But Michael quickly noticed that a couple of days after a session, his therapist would upload a video that contained content uncomfortably related to what they discussed. “You’re like, ‘God, is this person using me for inspiration?’” he says. “It makes you second-guess yourself when you’re going to the next session.” He never confronted his therapist about it, and stopped seeing them after six months.
Therapists are also facing negative consequences of being open about their work online. In August 2022, one licensed counselor, Shabree Rawls (or @unusuallybree on TikTok), posted a video in response to an article on the rise of single men, in which she told men to go to therapy. The video went viral and she was terminated from her job the same week. Another therapist, Ilene Glance (under the handle @sidequesttherapy), was on the receiving end of backlash after she posted a TikTok in which she complained about a client “trauma-dumping”—where a person overshares traumatic details without the other person’s consent. After a wave of negative comments, harassing phone calls, and one-star reviews for her private practice, she deleted her TikTok account.
Ella White, a counseling psychologist in training at the University of Manchester, kept waiting for social media ethics to come up in her training—but it never did. So she decided to study it herself, using her doctoral thesis to interview other therapists about their attitudes toward using social media.
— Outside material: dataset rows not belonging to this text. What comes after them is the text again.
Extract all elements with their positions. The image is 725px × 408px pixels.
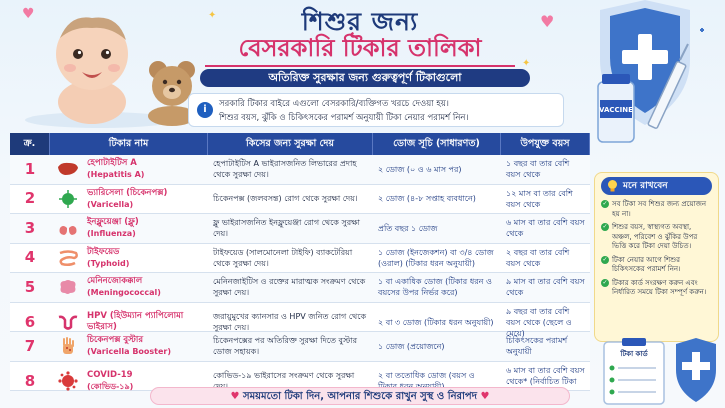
dose-cell: ২ ডোজ (৪-৮ সপ্তাহ ব্যবধানে) (378, 194, 476, 204)
info-icon: i (197, 102, 213, 118)
vaccine-name-bn: COVID-19 (87, 370, 133, 380)
vaccine-name-en: (কোভিড-১৯) (87, 382, 134, 391)
vaccine-name-en: (Varicella) (87, 199, 134, 209)
age-cell: ১২ মাস বা তার বেশি বয়স থেকে (506, 188, 573, 209)
reminder-list (601, 200, 712, 298)
table-row (10, 185, 590, 215)
vaccine-name-cell (50, 273, 208, 302)
reminder-item: ✓ সব টিকা সব শিশুর জন্য প্রয়োজন হয় না। (601, 200, 712, 219)
vaccine-name-en: (Influenza) (87, 229, 136, 239)
age-cell: ৯ মাস বা তার বেশি বয়স থেকে (506, 277, 585, 298)
vaccine-name-bn: ভ্যারিসেলা (চিকেনপক্স) (87, 187, 168, 198)
header-suitable-age: উপযুক্ত বয়স (501, 133, 590, 155)
virus-icon (55, 188, 81, 210)
protection-cell: চিকেনপক্স (জলবসন্ত) রোগ থেকে সুরক্ষা দেয়। (213, 194, 358, 204)
heart-icon: ♥ (230, 391, 240, 402)
heart-decoration-icon: ♥ (540, 12, 555, 31)
table-row (10, 155, 590, 185)
liver-icon (55, 158, 81, 180)
header-vaccine-name: টিকার নাম (50, 133, 208, 155)
protection-cell: জরায়ুমুখের ক্যানসার ও HPV জনিত রোগ থেকে সুরক্ষা দেয়। (213, 312, 367, 332)
age-cell: ৬ মাস বা তার বেশি বয়স থেকে* (নির্বাচিত টিকা (506, 365, 585, 386)
uterus-icon (55, 311, 81, 333)
footer-banner (150, 387, 570, 405)
age-cell: ১ বছর বা তার বেশি বয়স থেকে (506, 159, 570, 180)
reminder-item: ✓ টিকার কার্ড সংরক্ষণ করুন এবং নির্ধারিত সময়ে টিকা সম্পূর্ণ করুন। (601, 279, 712, 298)
table-header-row (10, 133, 590, 155)
vaccine-name-cell (50, 214, 208, 243)
hand-icon (55, 335, 81, 357)
protection-cell: টাইফয়েড (সালমোনেলা টাইফি) ব্যাকটেরিয়া থেকে সুরক্ষা দেয়। (213, 247, 353, 268)
table-row (10, 303, 590, 338)
row-number: 2 (24, 189, 36, 208)
vaccine-name-bn: ইনফ্লুয়েঞ্জা (ফ্লু) (87, 217, 139, 228)
dose-cell: ২ ডোজ (০ ও ৬ মাস পর) (378, 164, 462, 174)
info-note (188, 93, 564, 127)
vaccine-name-cell (50, 244, 208, 273)
row-number: 3 (24, 218, 36, 237)
vaccine-name-en: (Typhoid) (87, 258, 130, 268)
row-number: 6 (24, 312, 36, 331)
baby-illustration (30, 4, 200, 122)
intestine-icon (55, 247, 81, 269)
note-line-1: সরকারি টিকার বাইরে এগুলো বেসরকারি/ব্যক্তিগত খরচে দেওয়া হয়। (219, 99, 449, 109)
vaccine-name-bn: টাইফয়েড (87, 246, 120, 257)
vaccine-table (10, 133, 590, 391)
row-number: 7 (24, 336, 36, 355)
protection-cell: চিকেনপক্সের পর অতিরিক্ত সুরক্ষা দিতে বুস্টার ডোজ সহায়ক। (213, 336, 357, 357)
card-label: টিকা কার্ড (620, 350, 648, 358)
dose-cell: ১ ডোজ (প্রয়োজনে) (378, 341, 445, 351)
lungs-icon (55, 217, 81, 239)
vaccine-name-bn: হেপাটাইটিস A (87, 158, 137, 169)
dose-cell: ১ ডোজ (ইনজেকশন) বা ৩/৪ ডোজ (ওরাল) (টিকার ধরন অনুযায়ী) (378, 247, 494, 268)
subtitle-banner: অতিরিক্ত সুরক্ষার জন্য গুরুত্বপূর্ণ টিকাগুলো (200, 69, 530, 87)
dose-cell: ২ বা ৩ ডোজ (টিকার ধরন অনুযায়ী) (378, 317, 494, 327)
table-row (10, 273, 590, 303)
dose-cell: প্রতি বছর ১ ডোজ (378, 223, 438, 233)
heart-decoration-icon: ♥ (22, 6, 35, 22)
row-number: 1 (24, 159, 36, 178)
protection-cell: ফ্লু ভাইরাসজনিত ইনফ্লুয়েঞ্জা রোগ থেকে সুরক্ষা দেয়। (213, 218, 360, 239)
protection-cell: কোভিড-১৯ ভাইরাসের সংক্রমণ থেকে সুরক্ষা (213, 371, 355, 380)
vaccine-name-cell (50, 332, 208, 361)
reminder-item: ✓ টিকা নেয়ার আগে শিশুর চিকিৎসকের পরামর্শ নিন। (601, 256, 712, 275)
page-title-line2: বেসরকারি টিকার তালিকা (205, 30, 515, 67)
vaccine-name-bn: চিকেনপক্স বুস্টার (87, 335, 144, 346)
vaccine-name-bn: মেনিনজোকক্কাল (87, 276, 143, 287)
age-cell: ২ বছর বা তার বেশি বয়স থেকে (506, 247, 570, 268)
vaccine-name-bn: HPV (হিউম্যান প্যাপিলোমা ভাইরাস) (87, 311, 184, 332)
vaccine-name-en: (Hepatitis A) (87, 170, 145, 180)
vaccine-card-illustration (600, 336, 718, 406)
shield-vaccine-illustration (570, 0, 720, 150)
reminder-panel (594, 172, 719, 342)
table-row (10, 214, 590, 244)
vaccine-vial-label: VACCINE (599, 106, 633, 114)
row-number: 4 (24, 248, 36, 267)
star-decoration-icon: ✦ (208, 10, 217, 21)
table-row (10, 332, 590, 362)
row-number: 5 (24, 277, 36, 296)
vaccine-name-en: (Meningococcal) (87, 288, 161, 298)
page-title-line1: শিশুর জন্য (301, 7, 419, 36)
age-cell: ৯ বছর বা তার বেশি বয়স থেকে (ছেলে ও মেয়ে) (506, 306, 572, 338)
table-body (10, 155, 590, 391)
vaccine-name-cell (50, 185, 208, 214)
header-protection: কিসের জন্য সুরক্ষা দেয় (208, 133, 373, 155)
vaccine-name-en: (Varicella Booster) (87, 347, 172, 357)
dose-cell: ১ বা একাধিক ডোজ (টিকার ধরন ও বয়সের উপর নির্ভর করে) (378, 277, 492, 298)
footer-text: সময়মতো টিকা দিন, আপনার শিশুকে রাখুন সুস্থ ও নিরাপদ (243, 391, 477, 402)
row-number: 8 (24, 371, 36, 390)
heart-icon: ♥ (480, 391, 490, 402)
table-row (10, 244, 590, 274)
age-cell: চিকিৎসকের পরামর্শ অনুযায়ী (506, 336, 568, 357)
brain-icon (55, 276, 81, 298)
coronavirus-icon (55, 370, 81, 392)
age-cell: ৬ মাস বা তার বেশি বয়স থেকে (506, 218, 585, 239)
dose-cell: ২ বা ততোধিক ডোজ (বয়স ও (378, 371, 475, 380)
reminder-item: ✓ শিশুর বয়স, স্বাস্থ্যগত অবস্থা, অঞ্চল, পরিবেশ ও ঝুঁকির উপর ভিত্তি করে টিকা দেয়া উচিত। (601, 223, 712, 252)
reminder-heading-label: মনে রাখবেন (623, 181, 668, 191)
lightbulb-icon (606, 179, 619, 193)
vaccine-name-cell (50, 155, 208, 184)
header-serial: ক্র. (10, 133, 50, 155)
header-dose-schedule: ডোজ সূচি (সাধারণত) (373, 133, 501, 155)
star-decoration-icon: ✦ (522, 58, 531, 69)
protection-cell: মেনিনজাইটিস ও রক্তের মারাত্মক সংক্রমণ থেকে সুরক্ষা দেয়। (213, 277, 366, 298)
protection-cell: হেপাটাইটিস A ভাইরাসজনিত লিভারের প্রদাহ থেকে সুরক্ষা দেয়। (213, 159, 357, 180)
note-line-2: শিশুর বয়স, ঝুঁকি ও চিকিৎসকের পরামর্শ অনুযায়ী টিকা নেয়ার পরামর্শ নিন। (219, 113, 469, 123)
reminder-heading (601, 177, 712, 195)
In her opinion, the guidelines aren’t comprehensive enough—leaving too much interpretation down to therapists themselves and not addressing what counts as inappropriate use. The guidelines also aren’t suited to the ever-shifting realities of Being Online. “This creates a difficulty in creating guidelines that are not as vague as current recommendations, but also not so specific that they feel like rules, which then become outdated,” she says. Plus, be too strict and you risk therapists being scared off from using social media at all. That therapists are having trouble navigating boundaries online perhaps isn’t surprising, says White—it’s a new demand for the profession, and the guidance on this is newer still. It is also just that—guidance, not a set of explicit rules, meaning that if therapists don’t adhere to it, there won’t necessarily be repercussions.
White is conducting research on what better guidelines might look like and how they might be better disseminated. She thinks they could include types of ethical dilemmas therapists may encounter on social media, to increase awareness of issues they may face, and guidance on what they could do in these situations. To this end, White thinks those designing the guidelines should spend more time actually speaking with psychologists, to hear their experiences and where their concerns and fears lie. This, hopefully, would get therapists to adhere to guidance more closely.
One of the most successful therapist-cum-influencers is Jeff Guenther, better known on TikTok as @TherapyJeff. Eighteen months into the pandemic, Guenther, a licensed counselor based in Portland, saw that the topic of mental health was “really trending,” he says. A passion for fighting mental health stigma, combined with a feeling that content creation seemed like fun, prompted him to start posting on TikTok in September 2021. His first three videos—where he tried to be too funny and weird, he says—bombed. But then his fourth—“5 questions you should ask your therapist right now”—went viral. “And the rest was history.”